The rapid pace of technological change is number one challenge companies face when trying to build an adaptive organization. Employees rate technology as the #1 criteria in job satisfaction polling. It is the key factor in attracting and retaining employees. In spite of that, the biggest time-waster at work for employees is the use of antiquated technology. On average, two hours a day are used to search for data.
The acceleration of technology is not only growing exponentially but building upon itself and combining with paradigm shifts. Data will reach double exponential rates by 2025. In the 21st century, we will not experience 100 years of progress, but more like 20,000 years (Ray Kurzweil, The Law of Accelerating Returns). In the case of PLM, ask yourself: how long has it been since your last upgrade? More than a year ago? Are you more than one major release behind? Hopefully not.

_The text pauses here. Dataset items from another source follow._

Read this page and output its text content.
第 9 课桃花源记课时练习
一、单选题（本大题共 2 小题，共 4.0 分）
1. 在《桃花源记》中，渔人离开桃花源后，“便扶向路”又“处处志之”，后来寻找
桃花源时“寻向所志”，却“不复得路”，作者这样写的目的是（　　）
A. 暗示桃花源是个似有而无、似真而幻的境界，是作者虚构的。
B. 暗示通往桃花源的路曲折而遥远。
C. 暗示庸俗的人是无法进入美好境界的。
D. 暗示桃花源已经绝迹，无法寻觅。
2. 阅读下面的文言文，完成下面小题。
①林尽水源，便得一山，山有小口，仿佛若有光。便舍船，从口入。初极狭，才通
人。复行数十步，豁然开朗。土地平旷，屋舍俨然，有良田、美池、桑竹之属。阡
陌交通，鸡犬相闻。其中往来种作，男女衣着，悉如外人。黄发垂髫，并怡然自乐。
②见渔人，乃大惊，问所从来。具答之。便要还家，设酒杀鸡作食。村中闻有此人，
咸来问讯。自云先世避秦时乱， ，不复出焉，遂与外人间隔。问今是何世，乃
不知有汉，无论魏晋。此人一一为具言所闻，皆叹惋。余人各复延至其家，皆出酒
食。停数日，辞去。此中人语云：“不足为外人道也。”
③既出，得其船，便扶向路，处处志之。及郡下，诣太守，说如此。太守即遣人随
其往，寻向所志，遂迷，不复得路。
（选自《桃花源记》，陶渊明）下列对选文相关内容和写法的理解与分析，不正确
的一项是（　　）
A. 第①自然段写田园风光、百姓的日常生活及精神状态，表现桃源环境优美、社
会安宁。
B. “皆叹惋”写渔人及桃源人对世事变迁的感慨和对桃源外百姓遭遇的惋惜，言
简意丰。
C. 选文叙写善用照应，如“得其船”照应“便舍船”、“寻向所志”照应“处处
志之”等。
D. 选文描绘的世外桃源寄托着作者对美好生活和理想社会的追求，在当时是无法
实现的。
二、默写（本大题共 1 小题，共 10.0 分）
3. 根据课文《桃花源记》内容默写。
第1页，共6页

New challenges and rapid technology advances abound, yet many organizations continue to make decisions on IT investments like they did a decade ago, compounding their already mounting technical debt. Attempts to side step this with large purchases of “new” systems can be problematic. Even if they’re well-funded, without flexibility and upgradability, this is simply creating “instant legacy.” The same applies to SaaS—once you make a decision for an application/service that is not based on the ability to change, all you have done is insulate your organization from technology changes. You have not solved the problem of external changes disrupting the business “fit.”
If your technology is not up-to-date, you fall behind and are unable to meet unanticipated business needs. If your systems are not up-to-date, you are not taking advantage of the technology that provides you with the agility necessary to be as competitive as possible. It is not just that technology gets old—the solution-set of the apps you bought also loses relevance. It is impossible to estimate your future capacity or features with static hardware and software. Anyone can optimize for today—you need to plan to deliver for tomorrow. Tomorrow is unknown, so by definition, you need technology based on architectures designed to be flexible and upgradeable.
So, how do you get out of the technical debt you are in?
Incrementally.
Do not fear changing requirements—your businesses will change them as you learn. Stop buying disposable systems—trying to stitch together legacy architectures, or performing massive consolidations is just another form of wasted IT budget. Buy technology that will allow change over time, because everything will change. You must base your architecture on resiliency. You need platform technology that allows you to dynamically add capabilities and applications, and take advantage of increasingly smart and connected technologies.
We need to reframe how we evaluate technology. Embrace “Platform Thinking.” When you evaluate technology, what you need is something that is future-proof. Breadth and depth are important, but not nearly as much as a resilient platform architecture that allows you stay current and take advantage of technology. Breadth and Depth do not help when the business problem changes. You need to demand resiliency, the ability to quickly add capability that is upgradable. It will allow you to meet tomorrow’s challenges, keep pace with technology, and is thousands of times more important than specific features, many of which you do not yet know you need.
According to CIMdata, here are three related strategic aspects of a Resilient Platform:
- Connection – The platform’s ability to share and transact value
- Gravity – The platform’s ability to attract participants, both producers (i.e. application builders) and consumers (i.e. users)
- Flow – The platform’s ability to foster the exchange and co-creation of value
Two more strategic aspects that are critical to a platform are:
- Openness – The platform’s ability to provide unencumbered access to managed data and related services
- End-to-End Lifecycle Support – A platform’s ability to support the full product lifecycle from concept through end-of-life and throughout the entire extended enterprise, including all of its engineering and non-engineering disciplines that create and/or use product data
To plan for change and be prepared for tomorrow, a platform must possess sustainability, which is its ability to support a company’s data and process management requirements over a long period at a reasonable cost as the business evolves. It must also possess the ability to easily update to newer versions of a solution. This is done with Through-Life configuration management and traceability—also known as the Digital Thread—which will enable you to provide the right data to the right people at the right time.
The more you reduce your technical debt, the higher the ratio of budget you have for innovation. Innovation in technology is the result of culture, collaboration, and capabilities. If you empower your people with the right technology, you enhance collaboration, make it easy to deploy, upgrade, scale, and quickly and incrementally add capabilities, which drives agility, innovation, a positive culture, and growth. Reduce your technical debt and future-proof your tomorrow.